In Massachusetts real estate tax appeals are fraught with deadly traps and daunting obstacles.
In order for an appeal to be valid a taxpayer must comply with the following:

  1. Generally, every installment of the taxes must be paid on time.
  2. The Application for Abatement must be filed on time.
  3. Often multiple requests for information must be complied with and filed on time.
  4. The Petition to the Appellate Tax Board along with the highest filing fees in the nation must be filed on time.
  5. When you are afforded a trial at the Appellate Tax Board there is a high burden placed upon the taxpayer to prove the property is over assessed. This usually requires the hiring of an independent appraiser which is usually expensive.

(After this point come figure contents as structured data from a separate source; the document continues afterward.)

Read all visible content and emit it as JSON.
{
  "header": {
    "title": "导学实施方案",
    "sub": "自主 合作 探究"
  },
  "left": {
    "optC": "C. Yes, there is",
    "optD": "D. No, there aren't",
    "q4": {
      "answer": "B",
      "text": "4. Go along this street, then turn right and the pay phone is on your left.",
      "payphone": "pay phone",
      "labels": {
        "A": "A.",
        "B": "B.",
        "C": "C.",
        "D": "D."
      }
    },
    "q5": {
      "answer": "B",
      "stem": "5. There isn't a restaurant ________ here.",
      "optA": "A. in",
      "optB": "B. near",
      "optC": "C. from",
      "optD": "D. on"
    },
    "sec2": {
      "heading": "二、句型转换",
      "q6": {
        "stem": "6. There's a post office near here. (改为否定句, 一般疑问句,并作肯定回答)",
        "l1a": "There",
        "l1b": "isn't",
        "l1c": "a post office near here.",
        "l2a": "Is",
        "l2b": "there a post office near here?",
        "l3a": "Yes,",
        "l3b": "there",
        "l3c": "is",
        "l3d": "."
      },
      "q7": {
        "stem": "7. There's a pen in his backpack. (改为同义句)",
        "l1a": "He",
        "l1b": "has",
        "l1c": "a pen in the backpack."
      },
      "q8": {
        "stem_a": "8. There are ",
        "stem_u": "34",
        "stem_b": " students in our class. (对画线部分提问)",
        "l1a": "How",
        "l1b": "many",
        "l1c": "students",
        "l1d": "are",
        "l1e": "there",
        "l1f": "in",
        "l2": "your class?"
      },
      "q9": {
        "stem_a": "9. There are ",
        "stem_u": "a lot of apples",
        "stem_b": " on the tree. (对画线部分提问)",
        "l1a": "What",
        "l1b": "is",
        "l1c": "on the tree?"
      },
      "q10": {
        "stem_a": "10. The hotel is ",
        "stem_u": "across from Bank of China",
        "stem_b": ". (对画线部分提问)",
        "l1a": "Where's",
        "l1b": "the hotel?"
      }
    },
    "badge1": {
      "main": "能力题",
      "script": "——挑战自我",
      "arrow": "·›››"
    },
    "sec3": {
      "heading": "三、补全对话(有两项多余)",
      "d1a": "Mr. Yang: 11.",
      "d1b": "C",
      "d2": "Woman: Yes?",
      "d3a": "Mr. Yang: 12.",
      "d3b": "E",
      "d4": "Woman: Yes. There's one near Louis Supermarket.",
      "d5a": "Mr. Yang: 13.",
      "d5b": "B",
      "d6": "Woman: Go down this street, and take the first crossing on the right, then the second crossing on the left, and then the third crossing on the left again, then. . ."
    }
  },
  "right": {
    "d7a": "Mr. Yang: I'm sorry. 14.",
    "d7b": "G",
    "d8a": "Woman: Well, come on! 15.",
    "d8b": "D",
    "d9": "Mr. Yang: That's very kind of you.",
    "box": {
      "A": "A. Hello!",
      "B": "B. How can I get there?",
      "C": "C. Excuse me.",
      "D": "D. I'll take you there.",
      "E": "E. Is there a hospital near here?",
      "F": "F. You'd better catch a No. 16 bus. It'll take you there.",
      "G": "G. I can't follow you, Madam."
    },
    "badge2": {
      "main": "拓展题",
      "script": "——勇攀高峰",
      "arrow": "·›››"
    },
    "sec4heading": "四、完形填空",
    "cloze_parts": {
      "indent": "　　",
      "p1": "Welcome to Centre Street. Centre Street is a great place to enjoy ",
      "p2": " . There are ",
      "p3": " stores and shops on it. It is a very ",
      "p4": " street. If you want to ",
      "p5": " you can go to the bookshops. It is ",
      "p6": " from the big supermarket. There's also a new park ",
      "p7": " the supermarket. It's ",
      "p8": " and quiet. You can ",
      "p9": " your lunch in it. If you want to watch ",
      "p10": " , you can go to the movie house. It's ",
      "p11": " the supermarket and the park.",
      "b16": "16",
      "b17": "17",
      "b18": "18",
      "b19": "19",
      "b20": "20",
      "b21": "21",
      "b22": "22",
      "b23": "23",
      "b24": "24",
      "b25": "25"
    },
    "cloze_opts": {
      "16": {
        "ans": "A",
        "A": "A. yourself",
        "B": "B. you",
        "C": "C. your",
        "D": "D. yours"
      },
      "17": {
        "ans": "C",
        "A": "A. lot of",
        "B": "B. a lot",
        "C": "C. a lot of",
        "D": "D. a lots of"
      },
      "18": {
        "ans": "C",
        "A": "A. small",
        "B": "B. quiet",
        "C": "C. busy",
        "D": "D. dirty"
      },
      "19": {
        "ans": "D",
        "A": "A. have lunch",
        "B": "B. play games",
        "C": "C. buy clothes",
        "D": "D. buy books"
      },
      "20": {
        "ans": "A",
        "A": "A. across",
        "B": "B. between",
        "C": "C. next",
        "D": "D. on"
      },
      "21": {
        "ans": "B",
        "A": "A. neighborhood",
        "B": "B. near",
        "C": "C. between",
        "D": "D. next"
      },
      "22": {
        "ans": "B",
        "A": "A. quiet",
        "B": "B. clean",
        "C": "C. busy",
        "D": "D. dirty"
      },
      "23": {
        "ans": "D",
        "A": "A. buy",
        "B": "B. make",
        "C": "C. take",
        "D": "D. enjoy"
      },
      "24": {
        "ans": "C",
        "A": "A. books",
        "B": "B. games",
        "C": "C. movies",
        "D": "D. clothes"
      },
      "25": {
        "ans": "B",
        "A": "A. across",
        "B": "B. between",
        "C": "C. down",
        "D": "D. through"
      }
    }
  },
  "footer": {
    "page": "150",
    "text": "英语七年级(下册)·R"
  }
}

The requirements and costs of prosecuting a successful real estate tax make it a difficult task.
There are so many ways for your tax appeal to die.

Covid-19 Does Not Afford Massachusetts Taxpayer Disaster Relief

Massachusetts has a statute that allows for property tax relief in the event of loss of value due to a fire or natural disaster. In March of 2020 the Governor of Massachusetts in an emergency declaration declared the Covid-19 Pandemic was a natural disaster. The Appellate Tax Board recently ruled that a taxpayer in this case a nursing home, was not entitled to natural disaster relief. The reasoning is believed to be that the statute requires physical damage due to a natural disaster or fire and that the Covid-19 Pandemic created no physical damage. This issue may be appealed to the Massachusetts Appeals Court. As of now, there is probably no property tax disaster relief due to the Covid-19 Pandemic in Massachusetts. This reasoning has been prevalent throughout the nation where states have similar property tax disaster relief statues.